Two-dimensional gravity from vanishing metrical dimensions

TL;DR

This paper introduces a novel formulation of two-dimensional gravity derived from higher-dimensional theories with a vanishing proper length dimension, allowing for arbitrary curvature solutions unlike traditional constant curvature models.

Contribution

It presents a new dynamical framework for 2D gravity from higher dimensions with a vanishing length dimension, distinct from Kaluza-Klein or Mann-Ross reductions, and shows higher Lovelock terms do not alter the effective equations.

Findings

Solutions with arbitrary curvature are possible.

Higher Lovelock terms do not affect the effective field equations.

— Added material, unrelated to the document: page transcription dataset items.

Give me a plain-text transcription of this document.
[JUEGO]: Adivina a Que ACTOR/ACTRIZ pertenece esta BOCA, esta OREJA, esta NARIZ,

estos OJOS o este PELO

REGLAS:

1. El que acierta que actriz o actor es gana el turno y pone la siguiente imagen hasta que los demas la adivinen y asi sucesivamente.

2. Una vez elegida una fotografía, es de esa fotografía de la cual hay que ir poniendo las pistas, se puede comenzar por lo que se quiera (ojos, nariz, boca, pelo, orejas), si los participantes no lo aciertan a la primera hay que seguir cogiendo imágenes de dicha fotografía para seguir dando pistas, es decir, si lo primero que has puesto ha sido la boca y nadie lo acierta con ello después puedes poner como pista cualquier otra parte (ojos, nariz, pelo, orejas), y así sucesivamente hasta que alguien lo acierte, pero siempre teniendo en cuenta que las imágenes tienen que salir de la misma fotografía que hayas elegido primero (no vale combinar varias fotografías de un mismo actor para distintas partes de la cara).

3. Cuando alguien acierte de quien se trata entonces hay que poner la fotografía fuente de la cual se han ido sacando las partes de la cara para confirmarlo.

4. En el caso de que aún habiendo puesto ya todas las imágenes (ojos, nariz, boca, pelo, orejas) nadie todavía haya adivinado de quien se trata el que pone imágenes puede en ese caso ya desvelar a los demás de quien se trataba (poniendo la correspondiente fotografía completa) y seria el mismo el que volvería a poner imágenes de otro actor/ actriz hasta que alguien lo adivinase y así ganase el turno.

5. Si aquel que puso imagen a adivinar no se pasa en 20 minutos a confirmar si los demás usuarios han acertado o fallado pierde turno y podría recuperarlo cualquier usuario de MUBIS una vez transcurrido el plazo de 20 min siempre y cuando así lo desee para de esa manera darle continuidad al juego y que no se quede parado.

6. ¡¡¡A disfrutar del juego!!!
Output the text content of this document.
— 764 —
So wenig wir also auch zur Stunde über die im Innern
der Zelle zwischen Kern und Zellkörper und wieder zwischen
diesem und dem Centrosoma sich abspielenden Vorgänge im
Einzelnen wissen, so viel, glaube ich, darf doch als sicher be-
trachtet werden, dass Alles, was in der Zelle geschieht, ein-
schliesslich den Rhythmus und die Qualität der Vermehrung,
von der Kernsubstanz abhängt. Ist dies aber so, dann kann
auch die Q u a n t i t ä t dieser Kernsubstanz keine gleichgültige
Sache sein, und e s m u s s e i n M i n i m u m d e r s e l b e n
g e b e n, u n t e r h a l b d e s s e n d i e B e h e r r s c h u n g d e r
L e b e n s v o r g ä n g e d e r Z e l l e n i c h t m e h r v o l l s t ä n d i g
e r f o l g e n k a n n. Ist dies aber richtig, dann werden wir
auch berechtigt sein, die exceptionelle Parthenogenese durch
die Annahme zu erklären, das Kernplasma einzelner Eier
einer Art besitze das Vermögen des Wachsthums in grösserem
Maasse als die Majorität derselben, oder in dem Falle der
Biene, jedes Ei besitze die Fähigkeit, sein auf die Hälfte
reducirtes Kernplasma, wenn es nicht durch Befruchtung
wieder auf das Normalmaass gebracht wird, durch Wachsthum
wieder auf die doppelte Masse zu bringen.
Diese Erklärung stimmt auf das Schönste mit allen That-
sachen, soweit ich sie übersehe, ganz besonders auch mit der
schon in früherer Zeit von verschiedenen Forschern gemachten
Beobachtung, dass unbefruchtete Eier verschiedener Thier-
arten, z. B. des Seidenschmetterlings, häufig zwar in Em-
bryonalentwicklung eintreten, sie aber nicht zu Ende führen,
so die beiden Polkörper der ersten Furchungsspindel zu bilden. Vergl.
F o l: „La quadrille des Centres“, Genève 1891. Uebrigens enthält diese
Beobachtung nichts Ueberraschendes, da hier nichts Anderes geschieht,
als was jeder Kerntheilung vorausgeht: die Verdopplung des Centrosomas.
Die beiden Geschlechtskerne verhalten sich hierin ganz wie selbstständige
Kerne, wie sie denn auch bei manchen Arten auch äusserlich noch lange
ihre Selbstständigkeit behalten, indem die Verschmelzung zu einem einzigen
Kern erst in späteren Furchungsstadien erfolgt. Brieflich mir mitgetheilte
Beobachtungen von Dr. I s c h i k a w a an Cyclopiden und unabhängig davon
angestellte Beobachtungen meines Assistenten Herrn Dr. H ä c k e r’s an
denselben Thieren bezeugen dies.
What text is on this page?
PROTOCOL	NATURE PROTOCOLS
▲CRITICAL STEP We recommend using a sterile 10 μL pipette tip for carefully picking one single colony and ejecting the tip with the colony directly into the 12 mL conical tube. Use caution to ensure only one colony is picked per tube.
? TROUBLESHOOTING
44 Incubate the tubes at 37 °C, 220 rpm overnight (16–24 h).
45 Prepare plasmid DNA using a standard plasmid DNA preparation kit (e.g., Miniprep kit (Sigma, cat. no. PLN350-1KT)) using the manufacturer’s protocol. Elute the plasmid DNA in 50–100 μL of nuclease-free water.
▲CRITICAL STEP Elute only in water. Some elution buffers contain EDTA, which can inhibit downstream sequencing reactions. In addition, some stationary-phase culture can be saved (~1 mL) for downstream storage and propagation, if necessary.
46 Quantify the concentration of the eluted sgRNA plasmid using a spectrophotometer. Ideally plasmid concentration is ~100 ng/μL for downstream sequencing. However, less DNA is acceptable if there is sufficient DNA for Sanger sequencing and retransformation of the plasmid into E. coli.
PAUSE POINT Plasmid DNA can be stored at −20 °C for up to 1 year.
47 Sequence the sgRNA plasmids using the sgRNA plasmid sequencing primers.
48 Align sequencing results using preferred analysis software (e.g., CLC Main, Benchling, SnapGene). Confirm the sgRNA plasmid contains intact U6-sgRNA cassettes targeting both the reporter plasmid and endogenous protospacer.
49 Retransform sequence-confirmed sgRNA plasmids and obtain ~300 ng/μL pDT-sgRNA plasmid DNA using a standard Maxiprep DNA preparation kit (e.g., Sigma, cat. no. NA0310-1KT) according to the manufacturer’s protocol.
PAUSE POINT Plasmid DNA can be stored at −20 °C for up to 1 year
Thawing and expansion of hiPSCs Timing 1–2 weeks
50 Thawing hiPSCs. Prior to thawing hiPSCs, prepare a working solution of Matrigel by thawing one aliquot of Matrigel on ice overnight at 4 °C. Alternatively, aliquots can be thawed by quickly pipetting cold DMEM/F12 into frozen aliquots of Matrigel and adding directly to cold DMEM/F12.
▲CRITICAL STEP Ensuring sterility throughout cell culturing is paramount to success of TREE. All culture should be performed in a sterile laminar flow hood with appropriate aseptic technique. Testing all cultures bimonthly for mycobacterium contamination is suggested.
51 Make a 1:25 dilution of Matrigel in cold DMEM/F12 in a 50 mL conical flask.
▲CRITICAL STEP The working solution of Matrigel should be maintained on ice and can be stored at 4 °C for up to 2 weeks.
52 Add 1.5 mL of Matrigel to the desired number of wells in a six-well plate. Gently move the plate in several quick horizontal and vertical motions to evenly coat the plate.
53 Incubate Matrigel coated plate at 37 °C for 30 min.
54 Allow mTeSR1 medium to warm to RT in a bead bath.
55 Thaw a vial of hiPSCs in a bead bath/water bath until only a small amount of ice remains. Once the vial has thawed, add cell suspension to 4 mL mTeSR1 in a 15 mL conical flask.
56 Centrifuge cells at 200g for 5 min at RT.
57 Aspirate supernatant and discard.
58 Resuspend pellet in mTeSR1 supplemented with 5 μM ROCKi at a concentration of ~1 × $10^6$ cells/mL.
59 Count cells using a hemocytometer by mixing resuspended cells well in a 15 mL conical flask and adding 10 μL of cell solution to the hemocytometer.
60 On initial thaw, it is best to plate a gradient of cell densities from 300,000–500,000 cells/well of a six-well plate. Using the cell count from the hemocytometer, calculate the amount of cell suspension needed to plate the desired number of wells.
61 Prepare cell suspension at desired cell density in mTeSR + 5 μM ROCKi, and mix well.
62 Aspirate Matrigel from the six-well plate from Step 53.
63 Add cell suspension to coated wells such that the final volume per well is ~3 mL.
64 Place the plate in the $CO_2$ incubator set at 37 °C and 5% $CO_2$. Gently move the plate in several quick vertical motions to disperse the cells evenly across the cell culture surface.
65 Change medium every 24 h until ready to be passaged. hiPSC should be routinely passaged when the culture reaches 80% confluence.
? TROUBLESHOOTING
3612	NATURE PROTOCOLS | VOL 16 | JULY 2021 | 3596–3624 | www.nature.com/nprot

Explicit static and homogeneous solutions are provided.

Abstract

We obtain a dynamical formulation of two-dimensional gravity from a non-Einsteinian phase in higher dimensions $(D=3+2n)$. The formalism is associated with (at least) one extra dimension of vanishing proper length, thus being inequivalent to either a Kaluza-Klein compactification or the Mann-Ross dimensional reduction defined upon a singular limit. The emergent solutions admit any arbitrary curvature in contrast with Jackiw-Teitelboim constant curvature gravity. We present the static and homogeneous solutions as explicit examples. The effective field equations are shown to remain unaffected by the inclusion of higher Lovelock terms beyond Einstein.